The case illustrates why contractors should not treat the absence of an external auditor as proof that their compliance posture will never be examined. A cyber incident, whistleblower complaint, acquisition review or government investigation could still expose gaps between an organization’s representations and its actual security controls.
“Companies that treat this suspension as permission to stop building evidence will be the ones exposed when the Reform Task Force's review lands in 60 days, or when an incident forces the question first,” Beals said. “Self-attestation was never the finish line. It was always a claim waiting to be tested.”
Reducing the CUI boundary becomes more important
The CMMC pause may also intensify efforts by contractors to reduce the number of systems, employees and vendors that handle sensitive defense information.
Organizations can limit their compliance scope by isolating CUI inside controlled environments rather than allowing it to spread across general corporate systems. A smaller CUI boundary can reduce the number of devices, applications and processes that must satisfy NIST SP 800-171 requirements.
“Reducing your CUI boundary is now more valuable, not less,” Shepard said. “In a self-attestation environment, being able to narrow what you even have to attest to is more valuable, not less. Fewer controls to self-certify accurately means less surface area for an FCA claim to attach to.”
That approach does not eliminate compliance duties, but it may make them easier to document and defend.
Contractors should expect the Pentagon’s review to examine whether third-party assessments should be narrowed, replaced or reserved for companies supporting higher-risk programs. The task force may also recommend more government-led assessments, revised thresholds or alternative technical validation mechanisms.
Another reset for the CMMC program
CMMC was created after years of government audits found that many defense contractors were not consistently implementing cybersecurity protections they had agreed to follow.
The original model sought to replace widespread self-attestation with independent certification. It was later paused in 2021 after industry groups and small businesses raised concerns about cost and complexity.
That review produced CMMC 2.0, a streamlined version with fewer maturity levels and a mix of self-assessments, third-party evaluations and government assessments. Final contracting requirements began taking effect in November 2025 through a phased rollout.

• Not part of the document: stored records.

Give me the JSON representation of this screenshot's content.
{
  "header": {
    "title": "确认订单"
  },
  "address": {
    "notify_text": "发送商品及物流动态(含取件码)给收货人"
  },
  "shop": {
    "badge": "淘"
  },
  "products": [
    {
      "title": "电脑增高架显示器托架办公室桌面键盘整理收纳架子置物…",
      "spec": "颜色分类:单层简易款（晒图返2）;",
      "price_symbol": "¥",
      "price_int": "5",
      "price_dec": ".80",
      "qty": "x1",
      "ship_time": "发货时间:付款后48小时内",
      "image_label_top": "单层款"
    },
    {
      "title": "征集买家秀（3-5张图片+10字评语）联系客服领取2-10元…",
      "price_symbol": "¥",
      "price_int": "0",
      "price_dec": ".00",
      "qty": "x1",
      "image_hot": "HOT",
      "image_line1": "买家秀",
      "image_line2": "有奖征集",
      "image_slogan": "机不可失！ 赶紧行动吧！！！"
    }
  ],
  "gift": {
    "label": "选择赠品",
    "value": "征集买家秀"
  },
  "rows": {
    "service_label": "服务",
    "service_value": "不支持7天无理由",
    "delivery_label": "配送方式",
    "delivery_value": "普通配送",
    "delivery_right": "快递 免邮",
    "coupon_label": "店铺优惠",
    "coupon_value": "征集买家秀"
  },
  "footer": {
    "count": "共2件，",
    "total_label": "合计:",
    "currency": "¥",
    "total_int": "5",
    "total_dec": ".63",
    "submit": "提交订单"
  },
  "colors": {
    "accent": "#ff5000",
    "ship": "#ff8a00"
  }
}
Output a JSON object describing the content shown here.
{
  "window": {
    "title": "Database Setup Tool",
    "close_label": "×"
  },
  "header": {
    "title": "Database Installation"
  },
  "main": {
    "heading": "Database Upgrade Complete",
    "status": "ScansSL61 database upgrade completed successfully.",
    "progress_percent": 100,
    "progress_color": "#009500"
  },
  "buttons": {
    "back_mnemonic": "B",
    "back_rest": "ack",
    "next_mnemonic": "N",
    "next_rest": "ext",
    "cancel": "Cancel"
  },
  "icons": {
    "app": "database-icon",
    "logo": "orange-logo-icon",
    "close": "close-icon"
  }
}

The latest suspension places the program’s central enforcement mechanism back under examination just as contractors and assessment organizations were preparing for broader adoption.
For defense companies, the safest assumption is that CMMC’s paperwork and audit model may change, but the obligation to protect government information will remain.
The Pentagon’s next decision will determine whether independent certification continues as the centerpiece of contractor cybersecurity enforcement or becomes one component of a more flexible, risk-based system. Until then, companies that handle CUI must continue implementing NIST SP 800-171, preserving compliance evidence and ensuring that every cybersecurity affirmation can survive scrutiny.